Вот те три мысли, которыми Негош отличается от Библии и Мильтона. Человек предсуществовал, или, точнее, все людские души предсуществовали, и этот мир был сотворен как место ссылки человека. Из этого следует, что никогда человек не был на земле блажен, земля никогда не была местом наслаждения — Эдемом, но с самого начала была неким островом каторжников, наподобие Сахалина. Из этих различий следуют и еще некоторые другие — представление о первородном грехе, взгляд на тело и материю в целом и описание конца земной истории.

Первородный грех, из–за которого Адам пал из блаженной жизнь в жизнь, где наградой за труд в поте лица служат ему терния и волчцы, по Библии и Мильтону состоял в том, что в Эдемском саду человек вкусил от запретного плода с древа познания добра и зла; ровно в тот момент, как человек стал различать добро и зло, он стал как один из богов, которому для божественности недоставало только бессмертия — одновременно он стал и несчастнее всех богов, осужденный пахать землю, которая сама стала проклята из–за него.

Грех Адама по Негошу, как мы уже упоминали, состоял в его союзе с Сатаной, в бунте против вечной правды. Правда, и Негош касается эдемской истории, в конце «Луча Микрокосма», одной строфой, мимоходом, неловко — желая, но будучи не в силах объяснить смысл той истории, поскольку основную тяжесть падения Адама возложил на другой мир и другие обстоятельства. Далее, из–за греха человек не стал ближе к божественному познанию добра и зла — наоборот, стал дальше от этого познания, будучи запертым в тело, помраченный и растерянный. По Негошу человек до грехопадения лучше умел различать добро и зло. И бессмертия ему вовсе не недоставало — он был сотворен как бессмертный дух. И его бессмертие не уничтожено его воплощением и жизнью на Земле: земная жизнь — это только одна фаза его бессмертной жизни. Смертно только тело человека, а не дух.

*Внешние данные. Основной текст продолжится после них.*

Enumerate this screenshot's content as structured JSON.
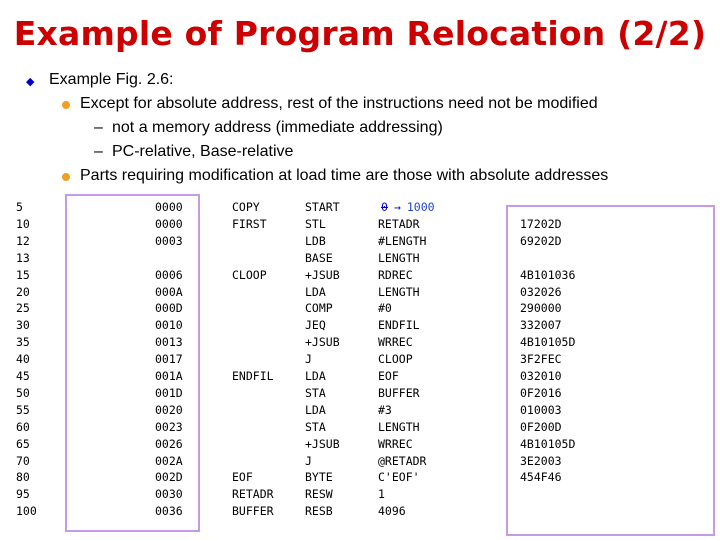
{
  "slide": {
    "title": "Example of Program Relocation (2/2)",
    "bullets": {
      "level1": "Example Fig. 2.6:",
      "level2a": "Except for absolute address, rest of the instructions need not be modified",
      "level3a": "not a memory address (immediate addressing)",
      "level3b": "PC-relative, Base-relative",
      "level2b": "Parts requiring modification at load time are those with absolute addresses"
    },
    "dash": "–",
    "start_old": "0",
    "start_arrow": "→",
    "start_new": "1000"
  },
  "listing": {
    "rows": [
      {
        "line": "5",
        "loc": "0000",
        "label": "COPY",
        "op": "START",
        "operand": "",
        "obj": ""
      },
      {
        "line": "10",
        "loc": "0000",
        "label": "FIRST",
        "op": "STL",
        "operand": "RETADR",
        "obj": "17202D"
      },
      {
        "line": "12",
        "loc": "0003",
        "label": "",
        "op": "LDB",
        "operand": "#LENGTH",
        "obj": "69202D"
      },
      {
        "line": "13",
        "loc": "",
        "label": "",
        "op": "BASE",
        "operand": "LENGTH",
        "obj": ""
      },
      {
        "line": "15",
        "loc": "0006",
        "label": "CLOOP",
        "op": "+JSUB",
        "operand": "RDREC",
        "obj": "4B101036"
      },
      {
        "line": "20",
        "loc": "000A",
        "label": "",
        "op": "LDA",
        "operand": "LENGTH",
        "obj": "032026"
      },
      {
        "line": "25",
        "loc": "000D",
        "label": "",
        "op": "COMP",
        "operand": "#0",
        "obj": "290000"
      },
      {
        "line": "30",
        "loc": "0010",
        "label": "",
        "op": "JEQ",
        "operand": "ENDFIL",
        "obj": "332007"
      },
      {
        "line": "35",
        "loc": "0013",
        "label": "",
        "op": "+JSUB",
        "operand": "WRREC",
        "obj": "4B10105D"
      },
      {
        "line": "40",
        "loc": "0017",
        "label": "",
        "op": "J",
        "operand": "CLOOP",
        "obj": "3F2FEC"
      },
      {
        "line": "45",
        "loc": "001A",
        "label": "ENDFIL",
        "op": "LDA",
        "operand": "EOF",
        "obj": "032010"
      },
      {
        "line": "50",
        "loc": "001D",
        "label": "",
        "op": "STA",
        "operand": "BUFFER",
        "obj": "0F2016"
      },
      {
        "line": "55",
        "loc": "0020",
        "label": "",
        "op": "LDA",
        "operand": "#3",
        "obj": "010003"
      },
      {
        "line": "60",
        "loc": "0023",
        "label": "",
        "op": "STA",
        "operand": "LENGTH",
        "obj": "0F200D"
      },
      {
        "line": "65",
        "loc": "0026",
        "label": "",
        "op": "+JSUB",
        "operand": "WRREC",
        "obj": "4B10105D"
      },
      {
        "line": "70",
        "loc": "002A",
        "label": "",
        "op": "J",
        "operand": "@RETADR",
        "obj": "3E2003"
      },
      {
        "line": "80",
        "loc": "002D",
        "label": "EOF",
        "op": "BYTE",
        "operand": "C'EOF'",
        "obj": "454F46"
      },
      {
        "line": "95",
        "loc": "0030",
        "label": "RETADR",
        "op": "RESW",
        "operand": "1",
        "obj": ""
      },
      {
        "line": "100",
        "loc": "0036",
        "label": "BUFFER",
        "op": "RESB",
        "operand": "4096",
        "obj": ""
      }
    ]
  },
  "colors": {
    "title": "#cc0000",
    "bullet_level1": "#0000cc",
    "bullet_level2": "#f0a020",
    "highlight_box": "#c59ae6",
    "annotation": "#2244cc"
  }
}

Есть различие и в отношении к человеческому телу. Автор Книги Бытия не презирает и не недооценивает тело. Как бы он мог его недооценивать и презирать, если, согласно его повествованию, человеческое тело — старше духа и если человек никогда не существовал без тела. Бог сотворил тело не в наказание человеку, но наоборот — для того чтобы сделать его радостным и блаженным. Дивный телесный облик наполнил Творец своим духом, и стало тело храмом Божьим. Так об этом говорит Библия, так пишет и Мильтон. Вот какими словами описывает Мильтон праотца и праматерь человека:

…два, держась, как боги,

Превосходили прочих прямизной

И благородством форм; одарены

Величием врожденным, в наготе

Своей державной, воплощали власть

Над окружающим, ее приняв

Заслуженно. В их лицах отражен

Божественных преславный лик Творца

Был мужественней всех своих сынов,

Родившихся впоследствии, Адам,

Всех Ева краше дочерей своих.

(Четвертая книга)

Мильтон не говорит о том, что после греха тела людей измельчали или стали уродливыми — архангел Михаил показывает Адаму только то, что его потомки станут подверженными смерти и болезням.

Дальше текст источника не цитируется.